If you know me, or have seen a glimpse of me online through this blog or you version or somewhere, you probably know that I have a real hard time with "grief" from my early years as a child until recently with 2 loved ones - a precious older sister (a week ago) and my spouse (last fall). I have gone through many losses and not just through death, although I have had so many of those from grandparents; to aunts and uncles (all of them now); cousins to my entire biological family; parents & 3 siblings; and in the last few years, many of my classmates (my age). I also have had the loss of all my earthly treasures stored in our home when a fire was a total loss. There have been health losses and aging losses (lol) mine and all those loved ones. People close to me who have suffered the loss of their mind/memory. I have also faced the traumatic loss of suicide of a dear one that I discovered. This quote by Vicki Harrison I have found to be one of my favorites and the truth for me. I saved this back in 2009-2010... when I lived on the Pacific Ocean, and God brought me peaceful healing through the rhythm of the waves.

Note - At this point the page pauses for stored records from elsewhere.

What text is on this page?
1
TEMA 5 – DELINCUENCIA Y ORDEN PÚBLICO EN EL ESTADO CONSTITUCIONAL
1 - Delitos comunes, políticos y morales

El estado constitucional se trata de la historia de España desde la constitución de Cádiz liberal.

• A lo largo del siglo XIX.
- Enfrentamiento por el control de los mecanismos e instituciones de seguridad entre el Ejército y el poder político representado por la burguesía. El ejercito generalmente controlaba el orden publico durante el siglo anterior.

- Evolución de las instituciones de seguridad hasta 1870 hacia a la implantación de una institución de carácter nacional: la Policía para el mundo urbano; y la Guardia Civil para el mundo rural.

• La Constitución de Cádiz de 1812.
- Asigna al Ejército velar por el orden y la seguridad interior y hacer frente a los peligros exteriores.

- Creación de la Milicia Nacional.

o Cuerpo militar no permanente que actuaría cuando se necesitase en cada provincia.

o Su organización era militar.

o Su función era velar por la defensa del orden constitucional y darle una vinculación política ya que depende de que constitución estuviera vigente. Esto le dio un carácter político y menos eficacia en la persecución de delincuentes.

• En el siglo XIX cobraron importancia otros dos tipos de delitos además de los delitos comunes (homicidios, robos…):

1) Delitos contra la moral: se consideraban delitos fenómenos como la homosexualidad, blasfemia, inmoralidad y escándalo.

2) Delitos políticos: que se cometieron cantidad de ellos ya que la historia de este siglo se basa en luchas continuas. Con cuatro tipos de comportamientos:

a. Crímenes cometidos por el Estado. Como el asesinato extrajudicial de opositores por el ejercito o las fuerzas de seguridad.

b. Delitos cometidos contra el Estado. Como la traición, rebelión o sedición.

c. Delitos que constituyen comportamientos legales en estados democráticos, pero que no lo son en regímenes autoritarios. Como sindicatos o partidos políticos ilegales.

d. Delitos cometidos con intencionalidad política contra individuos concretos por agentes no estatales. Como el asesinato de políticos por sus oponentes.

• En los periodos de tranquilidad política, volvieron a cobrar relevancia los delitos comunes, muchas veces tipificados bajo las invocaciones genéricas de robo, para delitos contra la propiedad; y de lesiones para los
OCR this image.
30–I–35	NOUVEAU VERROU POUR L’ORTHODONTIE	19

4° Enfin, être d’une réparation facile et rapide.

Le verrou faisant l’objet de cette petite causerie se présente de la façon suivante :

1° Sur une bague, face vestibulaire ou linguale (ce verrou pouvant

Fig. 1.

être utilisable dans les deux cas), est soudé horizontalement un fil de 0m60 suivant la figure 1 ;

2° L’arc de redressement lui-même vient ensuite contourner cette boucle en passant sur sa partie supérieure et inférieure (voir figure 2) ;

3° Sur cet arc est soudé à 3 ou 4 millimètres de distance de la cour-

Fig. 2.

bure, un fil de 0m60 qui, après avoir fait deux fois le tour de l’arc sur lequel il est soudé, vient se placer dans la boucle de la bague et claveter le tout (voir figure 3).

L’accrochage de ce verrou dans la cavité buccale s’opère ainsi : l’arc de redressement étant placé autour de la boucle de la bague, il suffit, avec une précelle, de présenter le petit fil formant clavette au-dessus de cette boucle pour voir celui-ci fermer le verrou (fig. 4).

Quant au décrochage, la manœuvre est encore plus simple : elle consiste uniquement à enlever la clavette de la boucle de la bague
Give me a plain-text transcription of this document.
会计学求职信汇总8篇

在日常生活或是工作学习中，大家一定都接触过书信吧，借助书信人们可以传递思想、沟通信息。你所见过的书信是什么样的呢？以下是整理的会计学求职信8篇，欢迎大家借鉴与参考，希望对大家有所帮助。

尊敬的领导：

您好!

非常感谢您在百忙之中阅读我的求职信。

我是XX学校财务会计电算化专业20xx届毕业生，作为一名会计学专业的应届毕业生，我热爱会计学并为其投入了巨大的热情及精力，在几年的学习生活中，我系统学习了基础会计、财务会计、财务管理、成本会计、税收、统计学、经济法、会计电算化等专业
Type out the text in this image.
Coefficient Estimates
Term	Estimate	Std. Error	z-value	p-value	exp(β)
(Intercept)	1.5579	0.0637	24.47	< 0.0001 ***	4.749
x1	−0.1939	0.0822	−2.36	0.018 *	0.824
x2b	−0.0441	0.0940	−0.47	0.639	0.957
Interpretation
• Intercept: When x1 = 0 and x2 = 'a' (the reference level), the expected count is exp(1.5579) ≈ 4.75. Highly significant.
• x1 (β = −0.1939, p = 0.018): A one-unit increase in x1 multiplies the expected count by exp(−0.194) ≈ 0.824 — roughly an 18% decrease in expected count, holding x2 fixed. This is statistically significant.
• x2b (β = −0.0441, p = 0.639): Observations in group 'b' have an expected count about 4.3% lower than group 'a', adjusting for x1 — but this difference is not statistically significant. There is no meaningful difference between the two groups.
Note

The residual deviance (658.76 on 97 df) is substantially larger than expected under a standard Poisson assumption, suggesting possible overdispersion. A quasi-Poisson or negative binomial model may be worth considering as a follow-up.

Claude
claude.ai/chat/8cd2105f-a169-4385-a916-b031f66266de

Yes, part of this earthly life is the losses, they're personal, and death is the ultimate, yet some of the others hit very close. Lament is necessary. I'm still not sure that I have ever learned to grieve even after reading many scriptures and wonderful books that helped me. Also I have gone through GriefShare - an excellent healing, support and recovery ministry. Session 4 of the "Relaxed" study will be the 4th week from April 20th, and I covet your prayers or thoughts - it lands the week of Mother's Day, which was the first time, a year after my mom passed away, that I recall falling apart. For most of my life, my oldest sister was like a "mom" to my youngest brother & I, because our mother suffered greatly through her chronic illnesses, so our care fell on her until she needed to move on and care for our aunt, dying of cancer, and then her 4 children also. I'm so thankful that I was able to let my sister know this in this last decade on Mother's Day thanking her, and that I was able to go to the hospital on April 8th before she passed into Jesus' arms on the 10th. She knew that she had been this "mom" to our youngest brother and our cousins, but she did not realize that she had that place in my heart and life. She just celebrated her 79th birthday the week before her homegoing celebration, yet her earthly celebration of her life here will not be until summertime.
I learned that the 5 stages of grief had become 7: shock, denial, anger, bargaining, depression, testing and acceptance (no particular order of sequence, or that you face all of them); but I like the ones Megan shares in this video from Pastor Rick Warren. Last fall after being a caregiver, I discovered another one: RELIEF. She also mentions this word in the video. I'm not sure this is a stage or part of shock, I also experienced a phase of just feeling numb. However, the following from Maya Angelou echoes and at times I've found myself in: DISBELIEF as well, but I also agree with the answer to the biblical question: "Death, where is thy sting?" (1 Cor.15: 55-57) I hope you can read "When I Think of Death" by Maya Angelou (in this image).
I hope that after finishing "RELAXED", I will have quotes from Pastor Megan to share or create in images also. On my RETREAT, I've been given a peaceful place to breathe & hope the weather is good. I still am thankful for the C.A.L.M. of Max Lucado's book (& now others).